Each flex error tells you what happened, why, and the one change that fixes it. See the errors page for the full error shape and an example body.
  • model_not_flex_capable means you sent a duration start_within to a model with no flex tier. Switch to a flex-capable model above, or drop the duration and use default, priority, or auto.
  • auto_unsupported_for_gemini means you asked for auto on a Gemini model, which has no auto tier. Use default for Gemini’s standard tier.
  • flex_unsupported_for_anthropic means you sent a duration start_within to a claude-* model, which has no flex tier. Drop the duration and use default, priority, or auto.
  • missing_max_tokens means a claude-* request left out max_output_tokens (max_tokens on /v1/messages). Set it and resend.

Inputs

These models accept the input types you’d expect from OpenAI:
  • Text: system, developer, user, and assistant messages.
  • Images: pass image URLs or base64 data URLs. Base64 data URLs are the most reliable.
  • Files: PDFs and other file inputs the Responses API accepts.
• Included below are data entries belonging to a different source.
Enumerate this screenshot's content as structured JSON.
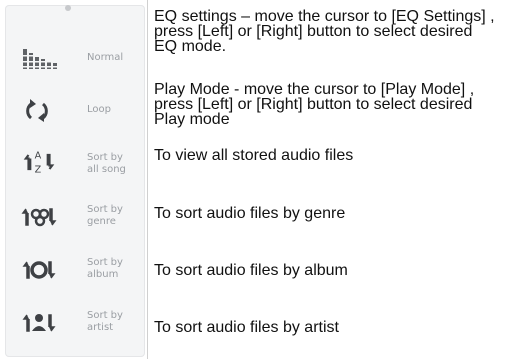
{
  "menu": {
    "items": [
      {
        "label": "Normal",
        "icon": "equalizer-icon"
      },
      {
        "label": "Loop",
        "icon": "loop-icon"
      },
      {
        "label": "Sort by all song",
        "icon": "sort-az-icon"
      },
      {
        "label": "Sort by genre",
        "icon": "genre-icon"
      },
      {
        "label": "Sort by album",
        "icon": "album-icon"
      },
      {
        "label": "Sort by artist",
        "icon": "artist-icon"
      }
    ]
  },
  "descriptions": [
    "EQ settings – move the cursor to [EQ Settings] , press [Left] or [Right] button to select desired EQ mode.",
    "Play Mode - move the cursor to [Play Mode] , press [Left] or [Right] button to select desired Play mode",
    "To view all stored audio files",
    "To sort audio files by genre",
    "To sort audio files by album",
    "To sort audio files by artist"
  ]
}
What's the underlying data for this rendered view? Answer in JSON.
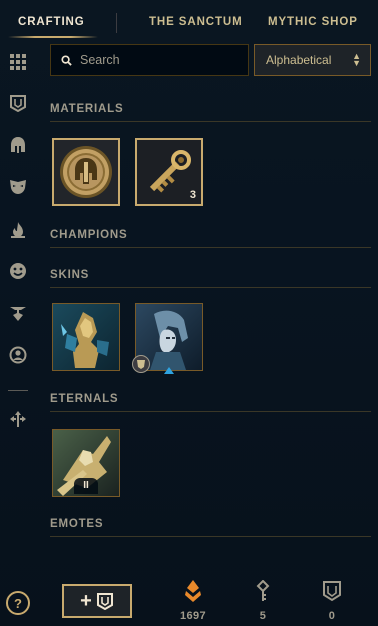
{
  "nav": {
    "tabs": [
      {
        "label": "CRAFTING"
      },
      {
        "label": "THE SANCTUM"
      },
      {
        "label": "MYTHIC SHOP"
      }
    ]
  },
  "rail": {
    "icons": [
      "grid-icon",
      "crest-icon",
      "helmet-icon",
      "mask-icon",
      "flame-icon",
      "emote-face-icon",
      "ward-icon",
      "profile-icon",
      "arrows-icon"
    ],
    "help_label": "?"
  },
  "search": {
    "placeholder": "Search",
    "value": ""
  },
  "sort": {
    "selected": "Alphabetical"
  },
  "sections": {
    "materials": "MATERIALS",
    "champions": "CHAMPIONS",
    "skins": "SKINS",
    "eternals": "ETERNALS",
    "emotes": "EMOTES"
  },
  "materials": [
    {
      "name": "Hextech Chest",
      "icon": "chest-coin-icon",
      "count": ""
    },
    {
      "name": "Hextech Key",
      "icon": "key-icon",
      "count": "3"
    }
  ],
  "skins": [
    {
      "icon": "skin-armor-art"
    },
    {
      "icon": "skin-blue-art"
    }
  ],
  "eternals": [
    {
      "icon": "eternal-art",
      "series": "II"
    }
  ],
  "bottom": {
    "add_icon": "plus-crest-icon",
    "blue_essence": {
      "icon": "essence-icon",
      "value": "1697"
    },
    "keys": {
      "icon": "key-fragment-icon",
      "value": "5"
    },
    "crest": {
      "icon": "crest-icon",
      "value": "0"
    }
  },
  "colors": {
    "gold": "#c8aa6e",
    "gold_light": "#f0e6d2",
    "essence_orange": "#e8892b",
    "background": "#010a13"
  }
}
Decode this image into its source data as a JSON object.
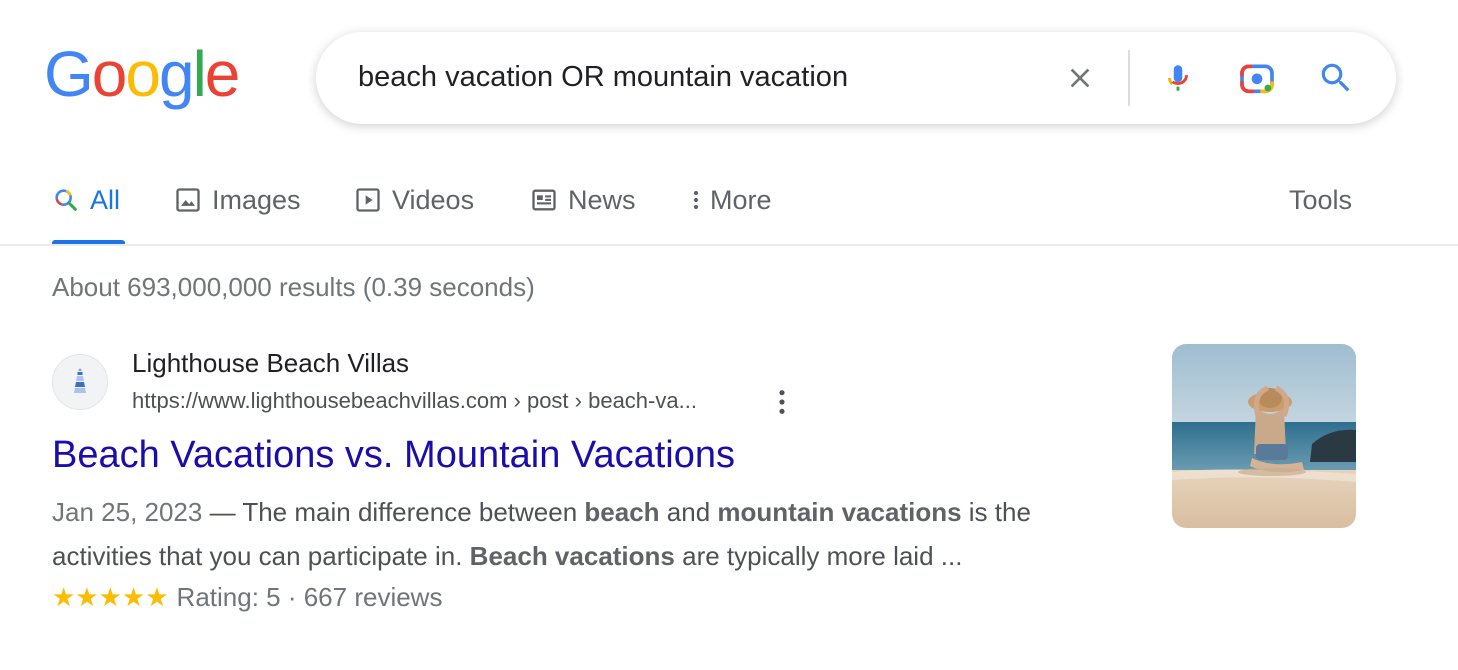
{
  "logo": {
    "letters": [
      "G",
      "o",
      "o",
      "g",
      "l",
      "e"
    ],
    "colors": [
      "#4285f4",
      "#ea4335",
      "#fbbc05",
      "#4285f4",
      "#34a853",
      "#ea4335"
    ]
  },
  "search": {
    "query": "beach vacation OR mountain vacation"
  },
  "icons": {
    "clear": "close-icon",
    "mic": "microphone-icon",
    "lens": "camera-lens-icon",
    "search": "search-icon"
  },
  "tabs": [
    {
      "label": "All",
      "icon": "search-icon",
      "active": true
    },
    {
      "label": "Images",
      "icon": "image-icon",
      "active": false
    },
    {
      "label": "Videos",
      "icon": "play-icon",
      "active": false
    },
    {
      "label": "News",
      "icon": "news-icon",
      "active": false
    },
    {
      "label": "More",
      "icon": "more-vert-icon",
      "active": false
    }
  ],
  "tools_label": "Tools",
  "result_stats": "About 693,000,000 results (0.39 seconds)",
  "result": {
    "site_name": "Lighthouse Beach Villas",
    "url": "https://www.lighthousebeachvillas.com › post › beach-va...",
    "title": "Beach Vacations vs. Mountain Vacations",
    "snippet": {
      "date": "Jan 25, 2023",
      "separator": " — ",
      "parts": [
        {
          "text": "The main difference between ",
          "bold": false
        },
        {
          "text": "beach",
          "bold": true
        },
        {
          "text": " and ",
          "bold": false
        },
        {
          "text": "mountain vacations",
          "bold": true
        },
        {
          "text": " is the activities that you can participate in. ",
          "bold": false
        },
        {
          "text": "Beach vacations",
          "bold": true
        },
        {
          "text": " are typically more laid ...",
          "bold": false
        }
      ]
    },
    "rating": {
      "stars_text": "★★★★★",
      "stars": 5,
      "text": "Rating: 5 · 667 reviews"
    }
  },
  "colors": {
    "accent": "#1a73e8",
    "link": "#1a0dab",
    "star": "#fbbc04"
  }
}
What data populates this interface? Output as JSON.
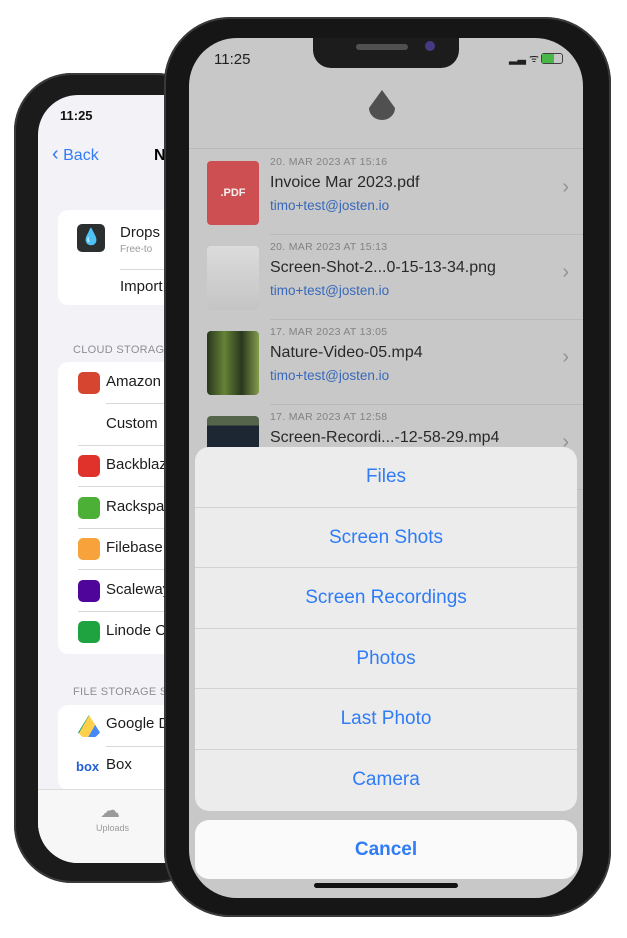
{
  "left": {
    "status_time": "11:25",
    "back_label": "Back",
    "title_partial": "N",
    "app_card": {
      "name": "Drops",
      "subtitle": "Free-to",
      "import_label": "Import"
    },
    "cloud_header": "CLOUD STORAG",
    "cloud_items": [
      {
        "label": "Amazon",
        "icon": "amazon-s3-icon",
        "color": "#d6452f"
      },
      {
        "label": "Custom",
        "icon": "",
        "color": ""
      },
      {
        "label": "Backblaze",
        "icon": "backblaze-icon",
        "color": "#e0312a"
      },
      {
        "label": "Rackspace",
        "icon": "rackspace-cloud-icon",
        "color": "#4caf36"
      },
      {
        "label": "Filebase",
        "icon": "filebase-icon",
        "color": "#f7a23a"
      },
      {
        "label": "Scaleway",
        "icon": "scaleway-icon",
        "color": "#4f0599"
      },
      {
        "label": "Linode C",
        "icon": "linode-icon",
        "color": "#1fa340"
      }
    ],
    "file_header": "FILE STORAGE S",
    "file_items": [
      {
        "label": "Google D",
        "icon": "google-drive-icon"
      },
      {
        "label": "Box",
        "icon": "box-logo-icon",
        "logo_text": "box"
      }
    ],
    "tab_uploads": "Uploads"
  },
  "right": {
    "status_time": "11:25",
    "logo": "drop-icon",
    "files": [
      {
        "date": "20. MAR 2023 AT 15:16",
        "name": "Invoice Mar 2023.pdf",
        "account": "timo+test@josten.io",
        "thumb": "pdf",
        "thumb_label": ".PDF"
      },
      {
        "date": "20. MAR 2023 AT 15:13",
        "name": "Screen-Shot-2...0-15-13-34.png",
        "account": "timo+test@josten.io",
        "thumb": "screenshot"
      },
      {
        "date": "17. MAR 2023 AT 13:05",
        "name": "Nature-Video-05.mp4",
        "account": "timo+test@josten.io",
        "thumb": "forest"
      },
      {
        "date": "17. MAR 2023 AT 12:58",
        "name": "Screen-Recordi...-12-58-29.mp4",
        "account": "",
        "thumb": "recording"
      }
    ],
    "action_sheet": [
      "Files",
      "Screen Shots",
      "Screen Recordings",
      "Photos",
      "Last Photo",
      "Camera"
    ],
    "cancel_label": "Cancel",
    "accent": "#2f7cf6"
  }
}
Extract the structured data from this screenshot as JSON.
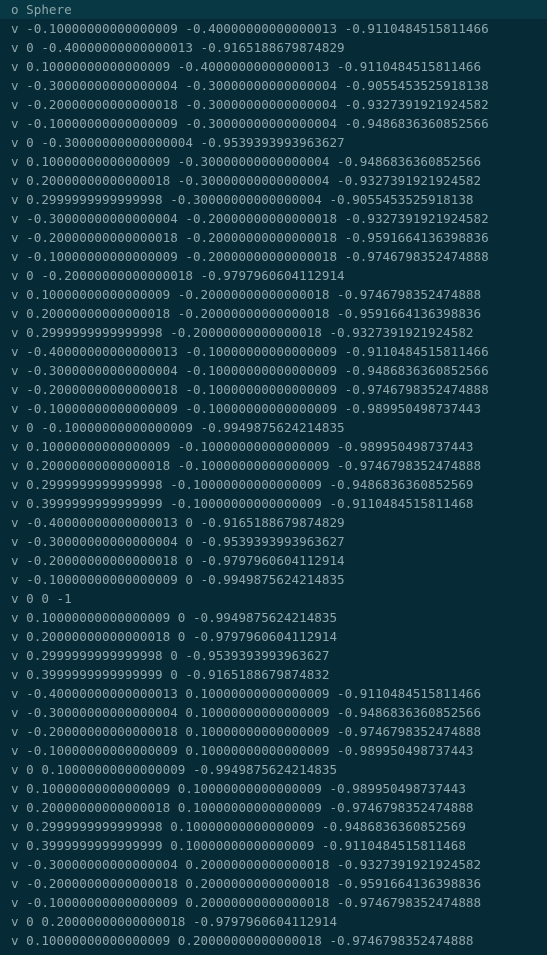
{
  "editor": {
    "lines": [
      "o Sphere",
      "v -0.10000000000000009 -0.40000000000000013 -0.9110484515811466",
      "v 0 -0.40000000000000013 -0.9165188679874829",
      "v 0.10000000000000009 -0.40000000000000013 -0.9110484515811466",
      "v -0.30000000000000004 -0.30000000000000004 -0.9055453525918138",
      "v -0.20000000000000018 -0.30000000000000004 -0.9327391921924582",
      "v -0.10000000000000009 -0.30000000000000004 -0.9486836360852566",
      "v 0 -0.30000000000000004 -0.9539393993963627",
      "v 0.10000000000000009 -0.30000000000000004 -0.9486836360852566",
      "v 0.20000000000000018 -0.30000000000000004 -0.9327391921924582",
      "v 0.2999999999999998 -0.30000000000000004 -0.9055453525918138",
      "v -0.30000000000000004 -0.20000000000000018 -0.9327391921924582",
      "v -0.20000000000000018 -0.20000000000000018 -0.9591664136398836",
      "v -0.10000000000000009 -0.20000000000000018 -0.9746798352474888",
      "v 0 -0.20000000000000018 -0.9797960604112914",
      "v 0.10000000000000009 -0.20000000000000018 -0.9746798352474888",
      "v 0.20000000000000018 -0.20000000000000018 -0.9591664136398836",
      "v 0.2999999999999998 -0.20000000000000018 -0.9327391921924582",
      "v -0.40000000000000013 -0.10000000000000009 -0.9110484515811466",
      "v -0.30000000000000004 -0.10000000000000009 -0.9486836360852566",
      "v -0.20000000000000018 -0.10000000000000009 -0.9746798352474888",
      "v -0.10000000000000009 -0.10000000000000009 -0.989950498737443",
      "v 0 -0.10000000000000009 -0.9949875624214835",
      "v 0.10000000000000009 -0.10000000000000009 -0.989950498737443",
      "v 0.20000000000000018 -0.10000000000000009 -0.9746798352474888",
      "v 0.2999999999999998 -0.10000000000000009 -0.9486836360852569",
      "v 0.3999999999999999 -0.10000000000000009 -0.9110484515811468",
      "v -0.40000000000000013 0 -0.9165188679874829",
      "v -0.30000000000000004 0 -0.9539393993963627",
      "v -0.20000000000000018 0 -0.9797960604112914",
      "v -0.10000000000000009 0 -0.9949875624214835",
      "v 0 0 -1",
      "v 0.10000000000000009 0 -0.9949875624214835",
      "v 0.20000000000000018 0 -0.9797960604112914",
      "v 0.2999999999999998 0 -0.9539393993963627",
      "v 0.3999999999999999 0 -0.9165188679874832",
      "v -0.40000000000000013 0.10000000000000009 -0.9110484515811466",
      "v -0.30000000000000004 0.10000000000000009 -0.9486836360852566",
      "v -0.20000000000000018 0.10000000000000009 -0.9746798352474888",
      "v -0.10000000000000009 0.10000000000000009 -0.989950498737443",
      "v 0 0.10000000000000009 -0.9949875624214835",
      "v 0.10000000000000009 0.10000000000000009 -0.989950498737443",
      "v 0.20000000000000018 0.10000000000000009 -0.9746798352474888",
      "v 0.2999999999999998 0.10000000000000009 -0.9486836360852569",
      "v 0.3999999999999999 0.10000000000000009 -0.9110484515811468",
      "v -0.30000000000000004 0.20000000000000018 -0.9327391921924582",
      "v -0.20000000000000018 0.20000000000000018 -0.9591664136398836",
      "v -0.10000000000000009 0.20000000000000018 -0.9746798352474888",
      "v 0 0.20000000000000018 -0.9797960604112914",
      "v 0.10000000000000009 0.20000000000000018 -0.9746798352474888"
    ]
  }
}
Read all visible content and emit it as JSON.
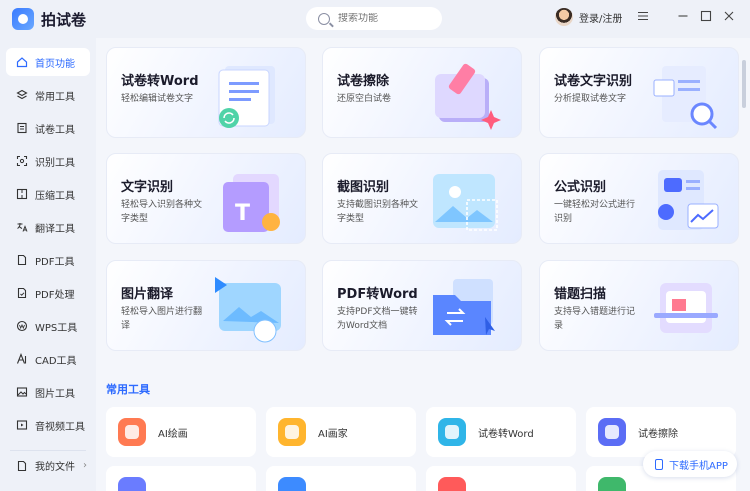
{
  "app": {
    "name": "拍试卷"
  },
  "search": {
    "placeholder": "搜索功能"
  },
  "user": {
    "login_label": "登录/注册"
  },
  "window": {
    "menu_icon": "hamburger-icon",
    "minimize_icon": "minimize-icon",
    "maximize_icon": "maximize-icon",
    "close_icon": "close-icon"
  },
  "sidebar": {
    "items": [
      {
        "label": "首页功能",
        "icon": "home-icon",
        "active": true
      },
      {
        "label": "常用工具",
        "icon": "layers-icon"
      },
      {
        "label": "试卷工具",
        "icon": "paper-icon"
      },
      {
        "label": "识别工具",
        "icon": "scan-icon"
      },
      {
        "label": "压缩工具",
        "icon": "compress-icon"
      },
      {
        "label": "翻译工具",
        "icon": "translate-icon"
      },
      {
        "label": "PDF工具",
        "icon": "pdf-icon"
      },
      {
        "label": "PDF处理",
        "icon": "pdf-process-icon"
      },
      {
        "label": "WPS工具",
        "icon": "wps-icon"
      },
      {
        "label": "CAD工具",
        "icon": "cad-icon"
      },
      {
        "label": "图片工具",
        "icon": "image-icon"
      },
      {
        "label": "音视频工具",
        "icon": "av-icon"
      }
    ],
    "my_files": "我的文件",
    "my_files_chevron": "›"
  },
  "cards": [
    {
      "title": "试卷转Word",
      "desc": "轻松编辑试卷文字"
    },
    {
      "title": "试卷擦除",
      "desc": "还原空白试卷"
    },
    {
      "title": "试卷文字识别",
      "desc": "分析提取试卷文字"
    },
    {
      "title": "文字识别",
      "desc": "轻松导入识别各种文字类型"
    },
    {
      "title": "截图识别",
      "desc": "支持截图识别各种文字类型"
    },
    {
      "title": "公式识别",
      "desc": "一键轻松对公式进行识别"
    },
    {
      "title": "图片翻译",
      "desc": "轻松导入图片进行翻译"
    },
    {
      "title": "PDF转Word",
      "desc": "支持PDF文档一键转为Word文档"
    },
    {
      "title": "错题扫描",
      "desc": "支持导入错题进行记录"
    }
  ],
  "common_tools": {
    "title": "常用工具",
    "items": [
      {
        "label": "AI绘画",
        "color": "#ff7a52"
      },
      {
        "label": "AI画家",
        "color": "#ffb52e"
      },
      {
        "label": "试卷转Word",
        "color": "#2fb5e8"
      },
      {
        "label": "试卷擦除",
        "color": "#5b6df5"
      }
    ]
  },
  "download_app": "下载手机APP",
  "colors": {
    "accent": "#2e6bff"
  }
}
Output is text (including tool calls, structured outputs, and reasoning). Streaming works on every model. On Gemini, reasoning.effort maps to a per-model thinking_level and may be clamped to the range that model supports.
Text, streaming, structured outputs, function calling, image input, file input, and web search work on both OpenAI and Gemini. For web search, send a Responses web_search tool; on Gemini we map it to google_search. Pass files as base64 data URLs (PDFs are the most reliable on Gemini).
We add new flex-capable models from OpenAI and Gemini as the providers ship them. If a model you expect is missing, check that you are using its alias and that the provider offers a flex tier for it.